According to the latest estimates from Counterpoint Research, unit shipments of so-called premium devices costing $400 or more fell 8% in the first quarter, compared to 10% for the broader market.
Wealthy customers cushion the blow
Apple can afford some additional costs. Its sales have grown over the past two years and it maintains a healthy margin that is the envy of its hardware competitors.

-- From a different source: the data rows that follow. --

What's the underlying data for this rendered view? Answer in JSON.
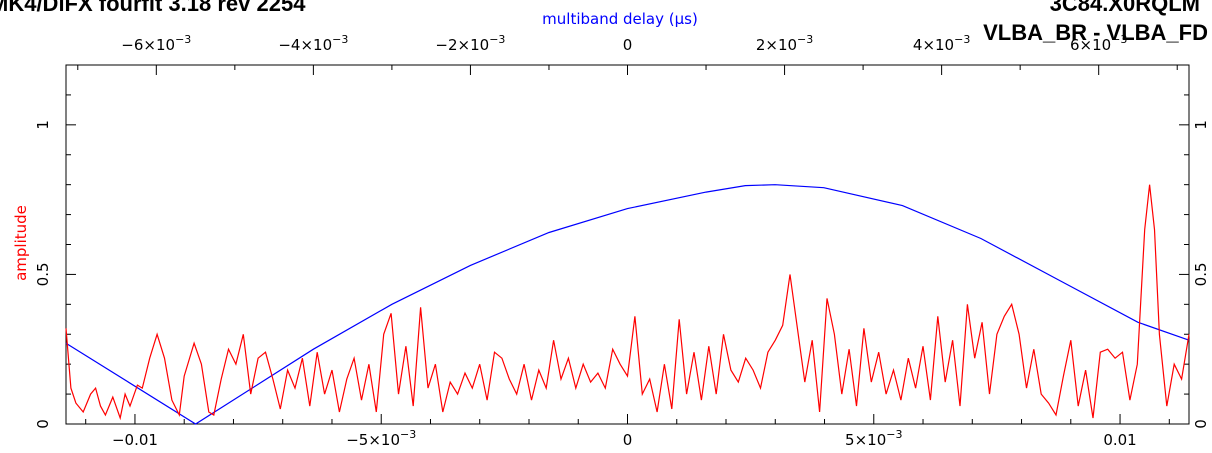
{
  "header": {
    "left_title": "MK4/DiFX fourfit 3.18 rev 2254",
    "right_title_line1": "3C84.X0RQLM",
    "right_title_line2": "VLBA_BR - VLBA_FD"
  },
  "colors": {
    "amplitude": "#ff0000",
    "delay": "#0000ff",
    "axes": "#000000",
    "background": "#ffffff"
  },
  "chart_data": {
    "type": "line",
    "top_axis": {
      "label": "multiband delay (μs)",
      "range": [
        -0.00715,
        0.00715
      ],
      "ticks": [
        {
          "value": -0.006,
          "label": "−6×10",
          "exp": "−3"
        },
        {
          "value": -0.004,
          "label": "−4×10",
          "exp": "−3"
        },
        {
          "value": -0.002,
          "label": "−2×10",
          "exp": "−3"
        },
        {
          "value": 0,
          "label": "0",
          "exp": ""
        },
        {
          "value": 0.002,
          "label": "2×10",
          "exp": "−3"
        },
        {
          "value": 0.004,
          "label": "4×10",
          "exp": "−3"
        },
        {
          "value": 0.006,
          "label": "6×10",
          "exp": "−3"
        }
      ]
    },
    "bottom_axis": {
      "label": "",
      "range": [
        -0.0114,
        0.0114
      ],
      "ticks": [
        {
          "value": -0.01,
          "label": "−0.01",
          "exp": ""
        },
        {
          "value": -0.005,
          "label": "−5×10",
          "exp": "−3"
        },
        {
          "value": 0,
          "label": "0",
          "exp": ""
        },
        {
          "value": 0.005,
          "label": "5×10",
          "exp": "−3"
        },
        {
          "value": 0.01,
          "label": "0.01",
          "exp": ""
        }
      ]
    },
    "y_axis": {
      "label": "amplitude",
      "range": [
        0,
        1.2
      ],
      "ticks": [
        {
          "value": 0,
          "label": "0"
        },
        {
          "value": 0.5,
          "label": "0.5"
        },
        {
          "value": 1,
          "label": "1"
        }
      ]
    },
    "series": [
      {
        "axis": "top",
        "points": [
          [
            -0.00715,
            0.27
          ],
          [
            -0.0055,
            0.0
          ],
          [
            -0.004,
            0.25
          ],
          [
            -0.003,
            0.4
          ],
          [
            -0.002,
            0.53
          ],
          [
            -0.001,
            0.64
          ],
          [
            0.0,
            0.72
          ],
          [
            0.001,
            0.775
          ],
          [
            0.0015,
            0.797
          ],
          [
            0.00188,
            0.8
          ],
          [
            0.0025,
            0.79
          ],
          [
            0.0035,
            0.73
          ],
          [
            0.0045,
            0.62
          ],
          [
            0.0055,
            0.48
          ],
          [
            0.0065,
            0.34
          ],
          [
            0.00715,
            0.28
          ]
        ]
      },
      {
        "axis": "bottom",
        "points": [
          [
            -0.0114,
            0.32
          ],
          [
            -0.0113,
            0.12
          ],
          [
            -0.0112,
            0.07
          ],
          [
            -0.01105,
            0.04
          ],
          [
            -0.0109,
            0.1
          ],
          [
            -0.0108,
            0.12
          ],
          [
            -0.0107,
            0.06
          ],
          [
            -0.0106,
            0.03
          ],
          [
            -0.01045,
            0.09
          ],
          [
            -0.0103,
            0.02
          ],
          [
            -0.0102,
            0.1
          ],
          [
            -0.0101,
            0.06
          ],
          [
            -0.00995,
            0.13
          ],
          [
            -0.00985,
            0.12
          ],
          [
            -0.0097,
            0.22
          ],
          [
            -0.00955,
            0.3
          ],
          [
            -0.0094,
            0.22
          ],
          [
            -0.00925,
            0.08
          ],
          [
            -0.0091,
            0.03
          ],
          [
            -0.009,
            0.16
          ],
          [
            -0.0088,
            0.27
          ],
          [
            -0.00865,
            0.2
          ],
          [
            -0.0085,
            0.04
          ],
          [
            -0.0084,
            0.03
          ],
          [
            -0.00825,
            0.15
          ],
          [
            -0.0081,
            0.25
          ],
          [
            -0.00795,
            0.2
          ],
          [
            -0.0078,
            0.3
          ],
          [
            -0.00765,
            0.1
          ],
          [
            -0.0075,
            0.22
          ],
          [
            -0.00735,
            0.24
          ],
          [
            -0.0072,
            0.15
          ],
          [
            -0.00705,
            0.05
          ],
          [
            -0.0069,
            0.18
          ],
          [
            -0.00675,
            0.12
          ],
          [
            -0.0066,
            0.22
          ],
          [
            -0.00645,
            0.06
          ],
          [
            -0.0063,
            0.24
          ],
          [
            -0.00615,
            0.1
          ],
          [
            -0.006,
            0.18
          ],
          [
            -0.00585,
            0.04
          ],
          [
            -0.0057,
            0.15
          ],
          [
            -0.00555,
            0.22
          ],
          [
            -0.0054,
            0.08
          ],
          [
            -0.00525,
            0.2
          ],
          [
            -0.0051,
            0.04
          ],
          [
            -0.00495,
            0.3
          ],
          [
            -0.0048,
            0.37
          ],
          [
            -0.00465,
            0.1
          ],
          [
            -0.0045,
            0.26
          ],
          [
            -0.00435,
            0.06
          ],
          [
            -0.0042,
            0.39
          ],
          [
            -0.00405,
            0.12
          ],
          [
            -0.0039,
            0.2
          ],
          [
            -0.00375,
            0.04
          ],
          [
            -0.0036,
            0.14
          ],
          [
            -0.00345,
            0.1
          ],
          [
            -0.0033,
            0.17
          ],
          [
            -0.00315,
            0.12
          ],
          [
            -0.003,
            0.2
          ],
          [
            -0.00285,
            0.08
          ],
          [
            -0.0027,
            0.24
          ],
          [
            -0.00255,
            0.22
          ],
          [
            -0.0024,
            0.15
          ],
          [
            -0.00225,
            0.1
          ],
          [
            -0.0021,
            0.2
          ],
          [
            -0.00195,
            0.08
          ],
          [
            -0.0018,
            0.18
          ],
          [
            -0.00165,
            0.12
          ],
          [
            -0.0015,
            0.28
          ],
          [
            -0.00135,
            0.15
          ],
          [
            -0.0012,
            0.22
          ],
          [
            -0.00105,
            0.12
          ],
          [
            -0.0009,
            0.2
          ],
          [
            -0.00075,
            0.14
          ],
          [
            -0.0006,
            0.17
          ],
          [
            -0.00045,
            0.12
          ],
          [
            -0.0003,
            0.25
          ],
          [
            -0.00015,
            0.2
          ],
          [
            0.0,
            0.16
          ],
          [
            0.00015,
            0.36
          ],
          [
            0.0003,
            0.1
          ],
          [
            0.00045,
            0.15
          ],
          [
            0.0006,
            0.04
          ],
          [
            0.00075,
            0.2
          ],
          [
            0.0009,
            0.05
          ],
          [
            0.00105,
            0.35
          ],
          [
            0.0012,
            0.1
          ],
          [
            0.00135,
            0.24
          ],
          [
            0.0015,
            0.08
          ],
          [
            0.00165,
            0.26
          ],
          [
            0.0018,
            0.1
          ],
          [
            0.00195,
            0.3
          ],
          [
            0.0021,
            0.18
          ],
          [
            0.00225,
            0.14
          ],
          [
            0.0024,
            0.22
          ],
          [
            0.00255,
            0.18
          ],
          [
            0.0027,
            0.12
          ],
          [
            0.00285,
            0.24
          ],
          [
            0.003,
            0.28
          ],
          [
            0.00315,
            0.33
          ],
          [
            0.0033,
            0.5
          ],
          [
            0.00345,
            0.32
          ],
          [
            0.0036,
            0.14
          ],
          [
            0.00375,
            0.28
          ],
          [
            0.0039,
            0.04
          ],
          [
            0.00405,
            0.42
          ],
          [
            0.0042,
            0.3
          ],
          [
            0.00435,
            0.1
          ],
          [
            0.0045,
            0.25
          ],
          [
            0.00465,
            0.06
          ],
          [
            0.0048,
            0.32
          ],
          [
            0.00495,
            0.14
          ],
          [
            0.0051,
            0.24
          ],
          [
            0.00525,
            0.1
          ],
          [
            0.0054,
            0.18
          ],
          [
            0.00555,
            0.08
          ],
          [
            0.0057,
            0.22
          ],
          [
            0.00585,
            0.12
          ],
          [
            0.006,
            0.26
          ],
          [
            0.00615,
            0.08
          ],
          [
            0.0063,
            0.36
          ],
          [
            0.00645,
            0.14
          ],
          [
            0.0066,
            0.28
          ],
          [
            0.00675,
            0.06
          ],
          [
            0.0069,
            0.4
          ],
          [
            0.00705,
            0.22
          ],
          [
            0.0072,
            0.34
          ],
          [
            0.00735,
            0.1
          ],
          [
            0.0075,
            0.3
          ],
          [
            0.00765,
            0.36
          ],
          [
            0.0078,
            0.4
          ],
          [
            0.00795,
            0.3
          ],
          [
            0.0081,
            0.12
          ],
          [
            0.00825,
            0.25
          ],
          [
            0.0084,
            0.1
          ],
          [
            0.00855,
            0.07
          ],
          [
            0.0087,
            0.03
          ],
          [
            0.00885,
            0.16
          ],
          [
            0.009,
            0.28
          ],
          [
            0.00915,
            0.06
          ],
          [
            0.0093,
            0.18
          ],
          [
            0.00945,
            0.02
          ],
          [
            0.0096,
            0.24
          ],
          [
            0.00975,
            0.25
          ],
          [
            0.0099,
            0.22
          ],
          [
            0.01005,
            0.24
          ],
          [
            0.0102,
            0.08
          ],
          [
            0.01035,
            0.2
          ],
          [
            0.0105,
            0.65
          ],
          [
            0.0106,
            0.8
          ],
          [
            0.0107,
            0.65
          ],
          [
            0.0108,
            0.3
          ],
          [
            0.01095,
            0.06
          ],
          [
            0.0111,
            0.2
          ],
          [
            0.01125,
            0.15
          ],
          [
            0.0114,
            0.3
          ]
        ]
      }
    ]
  }
}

But Apple may not have to bear these higher costs at all.
Customers typically have significant disposable income compared to Android device buyers, who tend to choose on price.
In the “ultra-premium market,” or phones priced above $1,000, Apple grabbed 66% of unit shipments in the first quarter, according to Counterpoint.
“With global inflation rising, entry-level and lower-priced segments are likely to be hit more,” the Counterpoint researchers wrote.
According to a June survey by Morgan Stanley, 70% of US consumers plan to rein in spending over the next six months due to inflation. But wealthy households – Apple’s customers – were more positive about their finances and the development of the economy.
“Households with incomes over $150,000 are more resilient; the highest increase in austerity plans is seen among the middle-income cohort,” Morgan Stanley analysts wrote.
Apple has increased the price of its iPhones several times over the past five years.
In 2017, Apple introduced a high-end $1,000 iPhone model that attracted a significant segment of customers willing to pay for a more powerful device. More recently, Apple quietly raised prices in 2020 when it raised the starting price of its best-selling mainline model – then the iPhone 12 – from $699 to $799.
Reuters noted on Friday that Apple has raised the price of its flagship phone by nearly a fifth in Japan, with the entry-level iPhone 13 now priced at $870.
Could the company raise prices more broadly again this year? Cook hasn’t ruled it out.